Ganadevata is a 1978 Bengali drama film directed by Tarun Majumdar, based on a novel of the same name by Tarashankar Bandopadhyay. The film stars Soumitra Chatterjee, Ajitesh Bannerjee, Samit Bhanja, Rabi Ghosh and Anup Kumar in lead roles. The epic novel is set in the 1920s during the British Raj, about the breakdown of socio-economic structures, impact of industrialization and non-cooperation movement in rural Bengal. It also won its author, Bandopadhyay, the 1967 Jnanpith Award.

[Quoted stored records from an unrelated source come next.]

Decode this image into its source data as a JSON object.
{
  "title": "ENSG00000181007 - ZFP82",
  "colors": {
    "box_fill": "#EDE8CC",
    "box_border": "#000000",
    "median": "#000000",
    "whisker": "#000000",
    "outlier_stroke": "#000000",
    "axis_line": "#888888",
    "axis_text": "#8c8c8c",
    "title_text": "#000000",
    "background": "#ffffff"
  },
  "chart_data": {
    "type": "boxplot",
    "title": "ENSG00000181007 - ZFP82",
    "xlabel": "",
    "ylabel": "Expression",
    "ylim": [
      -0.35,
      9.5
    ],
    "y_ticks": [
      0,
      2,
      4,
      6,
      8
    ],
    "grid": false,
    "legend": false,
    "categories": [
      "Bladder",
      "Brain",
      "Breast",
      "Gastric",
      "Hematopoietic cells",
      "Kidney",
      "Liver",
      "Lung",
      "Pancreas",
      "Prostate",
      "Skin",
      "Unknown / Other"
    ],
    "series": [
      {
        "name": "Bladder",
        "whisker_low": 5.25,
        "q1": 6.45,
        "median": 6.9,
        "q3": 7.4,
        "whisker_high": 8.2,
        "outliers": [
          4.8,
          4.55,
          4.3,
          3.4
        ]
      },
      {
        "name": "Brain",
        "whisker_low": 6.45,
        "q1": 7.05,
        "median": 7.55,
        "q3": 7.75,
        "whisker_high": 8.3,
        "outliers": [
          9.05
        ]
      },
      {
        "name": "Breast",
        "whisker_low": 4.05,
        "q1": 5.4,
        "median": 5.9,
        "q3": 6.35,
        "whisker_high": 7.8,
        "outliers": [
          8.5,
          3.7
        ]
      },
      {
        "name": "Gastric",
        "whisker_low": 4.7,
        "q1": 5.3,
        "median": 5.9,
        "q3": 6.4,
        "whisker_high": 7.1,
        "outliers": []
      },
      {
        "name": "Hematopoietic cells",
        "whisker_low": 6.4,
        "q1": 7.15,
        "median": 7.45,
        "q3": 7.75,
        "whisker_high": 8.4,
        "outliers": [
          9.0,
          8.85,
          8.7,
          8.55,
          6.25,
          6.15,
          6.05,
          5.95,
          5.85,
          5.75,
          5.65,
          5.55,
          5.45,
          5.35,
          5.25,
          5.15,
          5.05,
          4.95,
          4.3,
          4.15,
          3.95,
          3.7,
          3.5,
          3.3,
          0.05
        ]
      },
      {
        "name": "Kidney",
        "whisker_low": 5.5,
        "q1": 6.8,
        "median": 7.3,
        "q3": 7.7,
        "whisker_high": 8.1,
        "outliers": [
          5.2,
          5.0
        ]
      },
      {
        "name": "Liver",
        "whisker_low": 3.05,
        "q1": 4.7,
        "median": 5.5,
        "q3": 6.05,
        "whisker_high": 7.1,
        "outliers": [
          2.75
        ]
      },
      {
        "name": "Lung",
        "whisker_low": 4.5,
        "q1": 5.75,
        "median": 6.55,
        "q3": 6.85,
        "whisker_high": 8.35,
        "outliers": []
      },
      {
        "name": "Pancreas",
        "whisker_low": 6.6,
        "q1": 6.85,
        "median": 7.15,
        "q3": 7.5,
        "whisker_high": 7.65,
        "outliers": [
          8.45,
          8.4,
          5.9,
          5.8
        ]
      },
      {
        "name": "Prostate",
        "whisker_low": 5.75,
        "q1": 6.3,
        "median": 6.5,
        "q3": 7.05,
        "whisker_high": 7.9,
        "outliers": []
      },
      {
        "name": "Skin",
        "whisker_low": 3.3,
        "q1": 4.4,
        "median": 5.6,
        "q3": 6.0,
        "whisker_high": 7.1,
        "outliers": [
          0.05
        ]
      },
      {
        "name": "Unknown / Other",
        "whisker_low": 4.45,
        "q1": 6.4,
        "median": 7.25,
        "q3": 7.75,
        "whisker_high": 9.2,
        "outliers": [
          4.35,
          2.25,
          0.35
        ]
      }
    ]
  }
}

At the 26th National Film Awards (1978), it won the award for Best Popular Film Providing Wholesome Entertainment and Best Child Artist Award for Kanchan De Biswas.

==Cast==
- Soumitra Chatterjee as Debu Pandit
- Sandhya Roy as Durga
- Tapen Chatterjee as Tara Napit
- Ajitesh Bandopadhyay as Chhiru Pal
- Samit Bhanja as Aniruddha kamar
- Nilkantha Sengupta as Tarini, the singer
- Rabi Ghosh as Haren Ghosal
- Anup Kumar as Patu bayen
- Santosh Dutta as Jagan Doctor & Social activist for the rural poor people
- Debraj Ray as Najarbandi babu aka Jatin
- Madhabi Mukherjee Padma, wife of aniruddha kamar
- Sumitra Mukherjee Bilu, Debu pandit's wife
- Monu Mukhopadhyay priest
- Anamika Saha dancer
- Santu Mukhopadhyay revolutionary
- Nimu Bhowmik police
- Kanchan Dey Bishwas as Uchchingre

== Music ==
The music of the film was composed by Hemanta Mukherjee. The lyrics were penned by Pulak Bandyopadhyay, Mukul Dutta, Tarashankar Bandopadhyay and Lt. Ganga Charan Sarkar. The songs are:

1. Bhor Hoilo Jagata Jagilo (sung by Manna Dey)
2. Bhalo Chhilo Sishubela (Sung by Sipra Bose)
3. Shone Re Boli (sung by Manna Dey)
4. Dekhe Ja Rey Dekhe Ja (sung by Hemanta Mukherjee and Aarti Mukherjee)
5. Ek Ghentu Tar Saat Beta (sung by Manna Dey)
6. Eso Poush Sonar Poush (Sung by chorus)
7. Lathi Kheye Aar Katodin (sung by Manna Dey)

==Reception==
- Won the National Film Award for Best Popular Film Providing Wholesome Entertainment (1978)and Best Child Artist Award for Kanchan De Biswas.
- Filmfare Award Winner (1979) for Best actor Female Sandhya Roy (actress).
- BFJA Award Winner (1979) for Best Actress - Sandhya Roy
- Special Screening at Kolkata International Film Festival in 2022.